ACORE and Grid Strategies release analysis, best practices for large-scale transmission

Published on August 11, 2022 by Daily Energy Insider Reports

© Shutterstock

The American Council on Renewable Energy (ACORE) and Grid Strategies issued a report that identifies best practices for quantifying the benefits of large-scale transmission, following the Midcontinent Independent System Operator’s (MISO) recent approval of 18 new transmission lines.

The MISO approvals represent the largest transmission expansion in U.S. history to enable low-cost clean energy. The ACORE/Grid Strategies report – entitled Enabling Low-Cost Clean Energy and Reliable Service Through Better Transmission Benefits Analysis — explores MISO’s long-range transmission planning process and the methodologies used to evaluate transmission benefits, offering recommendations on areas that can be improved and replicated by other planning entities and the Federal Energy Regulatory Commission (FERC).
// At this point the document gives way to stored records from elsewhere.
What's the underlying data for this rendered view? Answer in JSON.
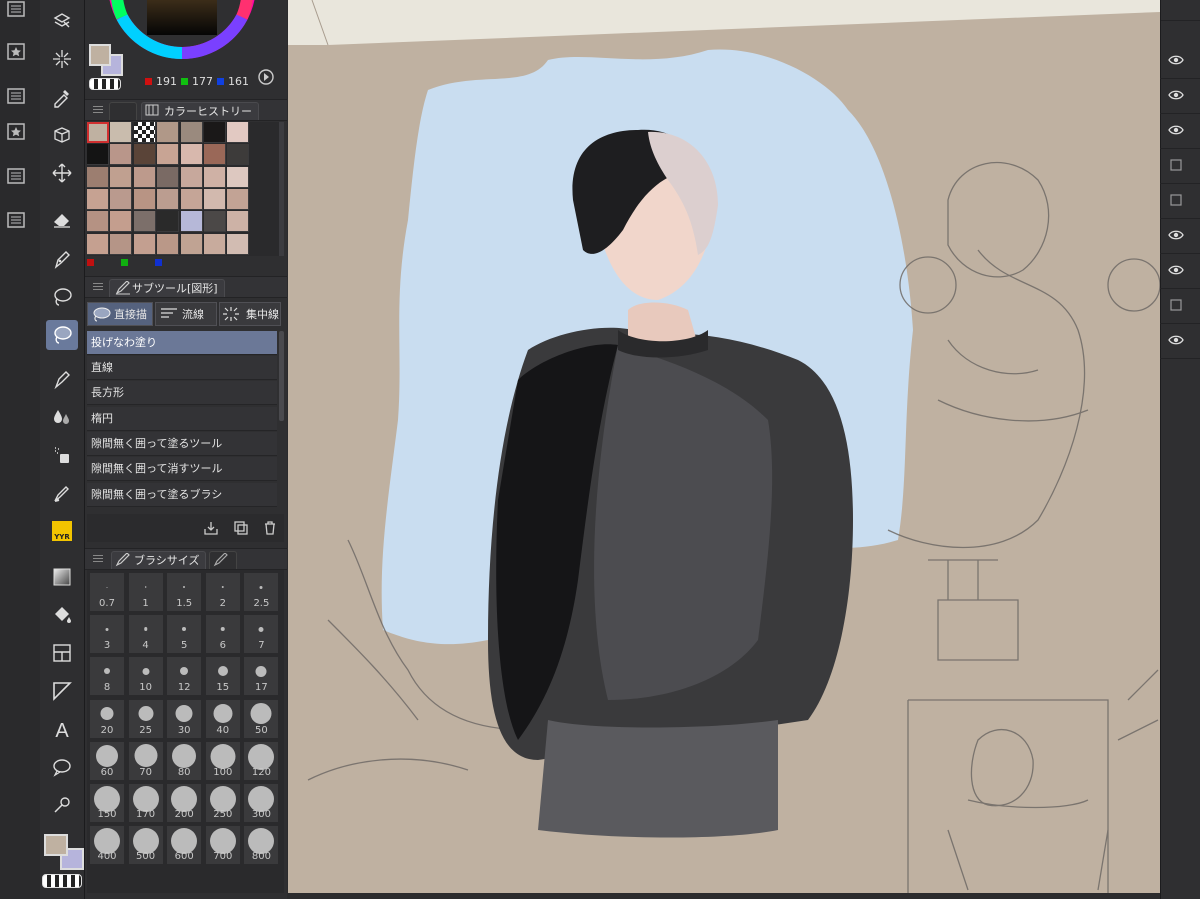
{
  "colors": {
    "main_color": "#bfb1a1",
    "sub_color": "#b6b4dc",
    "rgb": {
      "r": "191",
      "g": "177",
      "b": "161"
    }
  },
  "color_history": {
    "tab_label": "カラーヒストリー",
    "swatches": [
      "#bfb1a1",
      "#c9bcad",
      "transparent",
      "#b09888",
      "#9a8a7e",
      "#1a1818",
      "#e2c9c2",
      "#141414",
      "#b9968a",
      "#5a4438",
      "#c8a494",
      "#d8b8ad",
      "#9a6858",
      "#3d3b3a",
      "#9c7e70",
      "#c0a090",
      "#bd9a8c",
      "#7a6a64",
      "#c7a89c",
      "#cfb1a5",
      "#ddc8c0",
      "#c6a292",
      "#ba9a8e",
      "#b89484",
      "#bb9d90",
      "#c5a597",
      "#d2b9ae",
      "#c2a395",
      "#b59283",
      "#c49e8e",
      "#7c6f6a",
      "#2a2a2a",
      "#b6b8d8",
      "#4b4847",
      "#cdb2a6",
      "#c5a090",
      "#b59587",
      "#c39f90",
      "#ba9888",
      "#c0a393",
      "#c8ab9d",
      "#d2bcb2"
    ]
  },
  "subtool": {
    "tab_label": "サブツール[図形]",
    "tabs": [
      {
        "label": "直接描"
      },
      {
        "label": "流線"
      },
      {
        "label": "集中線"
      }
    ],
    "items": [
      {
        "label": "投げなわ塗り",
        "selected": true
      },
      {
        "label": "直線"
      },
      {
        "label": "長方形"
      },
      {
        "label": "楕円"
      },
      {
        "label": "隙間無く囲って塗るツール"
      },
      {
        "label": "隙間無く囲って消すツール"
      },
      {
        "label": "隙間無く囲って塗るブラシ"
      }
    ]
  },
  "brush_size": {
    "tab_label": "ブラシサイズ",
    "sizes": [
      "0.7",
      "1",
      "1.5",
      "2",
      "2.5",
      "3",
      "4",
      "5",
      "6",
      "7",
      "8",
      "10",
      "12",
      "15",
      "17",
      "20",
      "25",
      "30",
      "40",
      "50",
      "60",
      "70",
      "80",
      "100",
      "120",
      "150",
      "170",
      "200",
      "250",
      "300",
      "400",
      "500",
      "600",
      "700",
      "800"
    ]
  },
  "toolbar": {
    "yyr_label": "YYR",
    "text_tool_label": "A"
  },
  "layers": {
    "visibility": [
      true,
      true,
      true,
      false,
      false,
      true,
      true,
      false,
      true
    ]
  }
}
“When the benefits of proposed transmission lines are fully calculated, the advantages of new lines are made clear to regional planners,” ACORE’s President and CEO Gregory Wetstone said. “Building off MISO’s forward-leaning process, our analysis offers a roadmap for FERC and other planning entities that, if adopted, will result in a cleaner, lower-cost electric grid. FERC does not yet have standards in place on what transmission benefits to measure and how, resulting in widely varied and imprecise practices nationwide.”

MISO’s plan identified approximately $37.3 billion worth of benefits from the 18 new transmission lines. However, the ACORE/Grid Strategies analysis found that to be a conservative estimate that potentially undercounts billions of dollars in value. Further, the new report benchmarks the benefits MISO assessed with the 12 categories suggested in FERC’s Notice of Proposed Rulemaking on transmission planning.

“MISO pioneered multi-benefit planning and has done it again with this latest portfolio,” Rob Gramlich, founder and president of Grid Strategies, said. “While it is both common-sense and standard economic policy to consider all of the benefits and all of the costs when doing benefit-cost analysis or evaluating public utility investments, it is unfortunately not at all standard at this time in the U.S. transmission sector. With this report we hope to highlight MISO’s good methods, suggest some modest improvements, and encourage similar practices in other planning regions.”

The report was prepared by Grid Strategies for ACORE on behalf of the Macro Grid Initiative.